SUDBURY -- With a recent spike of COVID-19 cases, Greater Sudbury will head into the grey zone Friday at 12:01 a.m., which means another two-week minimum of lockdown.

Businesses that have to close found out about the lockdown less than 24 hours before they must shut their doors, something that isn’t sitting well with Dawn Zyma who works at Talk of the Town Salon and Day Spa.

“We’re very disheartened,” said Zyma. “It kind of came as a shock that they are going to shut us down so quickly, as well. It doesn’t give us a lot of time, and no notice.”

The Salon and Day Spa was working hard today to serve as many clients as possible Thursday.

“We’re looking after as many clients as we can today, then we are just looking forward to getting back and reopening again,” said Zyma.

The Sudbury Chamber of Commerce told CTV News many of its members are upset and feeling worried heading into another lockdown.

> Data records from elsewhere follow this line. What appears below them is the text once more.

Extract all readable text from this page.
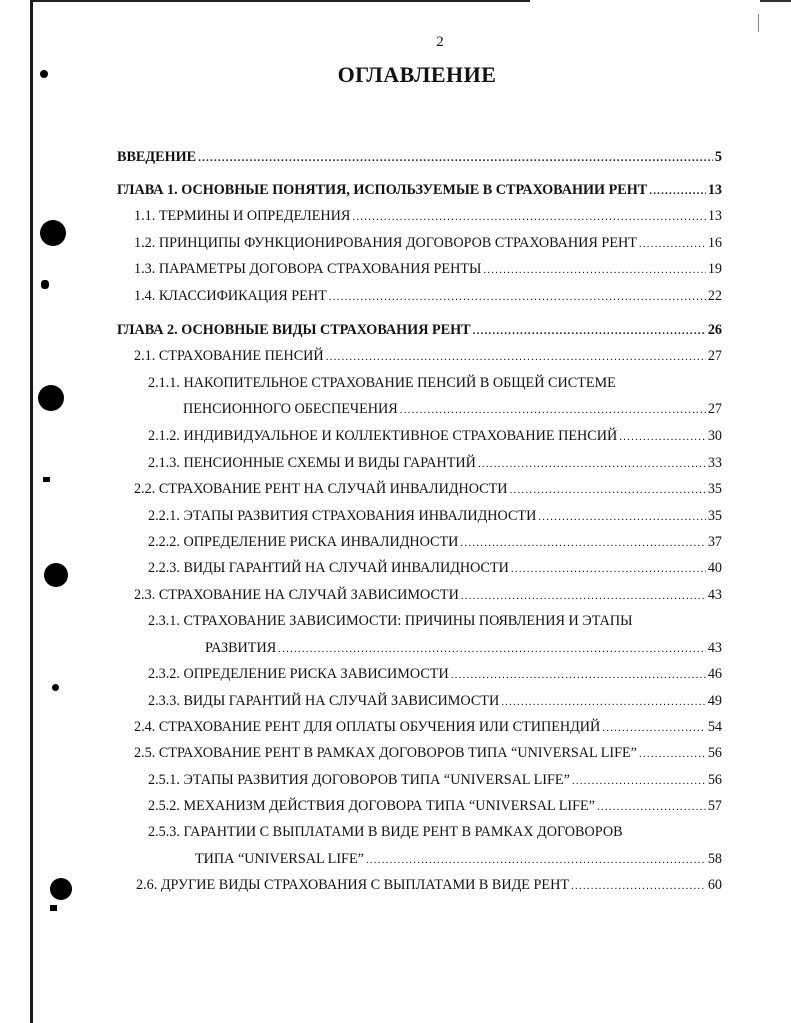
2
ОГЛАВЛЕНИЕ
ВВЕДЕНИЕ .....	5
ГЛАВА 1. ОСНОВНЫЕ ПОНЯТИЯ, ИСПОЛЬЗУЕМЫЕ В СТРАХОВАНИИ РЕНТ .....	13
1.1. ТЕРМИНЫ И ОПРЕДЕЛЕНИЯ .....	13
1.2. ПРИНЦИПЫ ФУНКЦИОНИРОВАНИЯ ДОГОВОРОВ СТРАХОВАНИЯ РЕНТ .....	16
1.3. ПАРАМЕТРЫ ДОГОВОРА СТРАХОВАНИЯ РЕНТЫ .....	19
1.4. КЛАССИФИКАЦИЯ РЕНТ .....	22
ГЛАВА 2. ОСНОВНЫЕ ВИДЫ СТРАХОВАНИЯ РЕНТ .....	26
2.1. СТРАХОВАНИЕ ПЕНСИЙ .....	27
2.1.1. НАКОПИТЕЛЬНОЕ СТРАХОВАНИЕ ПЕНСИЙ В ОБЩЕЙ СИСТЕМЕ
ПЕНСИОННОГО ОБЕСПЕЧЕНИЯ .....	27
2.1.2. ИНДИВИДУАЛЬНОЕ И КОЛЛЕКТИВНОЕ СТРАХОВАНИЕ ПЕНСИЙ .....	30
2.1.3. ПЕНСИОННЫЕ СХЕМЫ И ВИДЫ ГАРАНТИЙ .....	33
2.2. СТРАХОВАНИЕ РЕНТ НА СЛУЧАЙ ИНВАЛИДНОСТИ .....	35
2.2.1. ЭТАПЫ РАЗВИТИЯ СТРАХОВАНИЯ ИНВАЛИДНОСТИ .....	35
2.2.2. ОПРЕДЕЛЕНИЕ РИСКА ИНВАЛИДНОСТИ .....	37
2.2.3. ВИДЫ ГАРАНТИЙ НА СЛУЧАЙ ИНВАЛИДНОСТИ .....	40
2.3. СТРАХОВАНИЕ НА СЛУЧАЙ ЗАВИСИМОСТИ .....	43
2.3.1. СТРАХОВАНИЕ ЗАВИСИМОСТИ: ПРИЧИНЫ ПОЯВЛЕНИЯ И ЭТАПЫ
РАЗВИТИЯ .....	43
2.3.2. ОПРЕДЕЛЕНИЕ РИСКА ЗАВИСИМОСТИ .....	46
2.3.3. ВИДЫ ГАРАНТИЙ НА СЛУЧАЙ ЗАВИСИМОСТИ .....	49
2.4. СТРАХОВАНИЕ РЕНТ ДЛЯ ОПЛАТЫ ОБУЧЕНИЯ ИЛИ СТИПЕНДИЙ .....	54
2.5. СТРАХОВАНИЕ РЕНТ В РАМКАХ ДОГОВОРОВ ТИПА “UNIVERSAL LIFE” .....	56
2.5.1. ЭТАПЫ РАЗВИТИЯ ДОГОВОРОВ ТИПА “UNIVERSAL LIFE” .....	56
2.5.2. МЕХАНИЗМ ДЕЙСТВИЯ ДОГОВОРА ТИПА “UNIVERSAL LIFE” .....	57
2.5.3. ГАРАНТИИ С ВЫПЛАТАМИ В ВИДЕ РЕНТ В РАМКАХ ДОГОВОРОВ
ТИПА “UNIVERSAL LIFE” .....	58
2.6. ДРУГИЕ ВИДЫ СТРАХОВАНИЯ С ВЫПЛАТАМИ В ВИДЕ РЕНТ .....	60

“We only learned about this, this morning, so businesses literally have no time but today to prepare,” said Cora DeMarco, chair of the board of directors of the Greater Sudbury Chamber of Commerce.

“It’s a huge burden for a business to have to make a pivot that quickly and to echo some of the concerns we’ve addressed in the past, this is not acceptable we cannot operate this way.”

Some good news did come out of Thursday: those who are 80 years and older in Sudbury are beginning to be vaccinated.

With only 1,700 vaccines available Public Health Sudbury & Districts is using a lottery system to choose who gets their vaccine and when. Those who are 80 and older must pre-register and will randomly get selected from the list.

The way the vaccine is being rolled out is not sitting well with Donald Hinds. His mother, Joan, is 97 and hasn’t been selected to receive the vaccine yet.

Joan lives alone in an apartment in Sudbury, but Hinds told CTV News it means “death for her,” if she does get the virus.

“Ninety-seven years old, and you have to wait,” said Hinds.

“I understand the nursing homes, they have priority in the nursing homes and I’m not saying they shouldn’t. But that kind of excludes my mother who’s 97, who chooses to not live in a nursing home because she doesn’t require one. It just doesn’t seem fair.”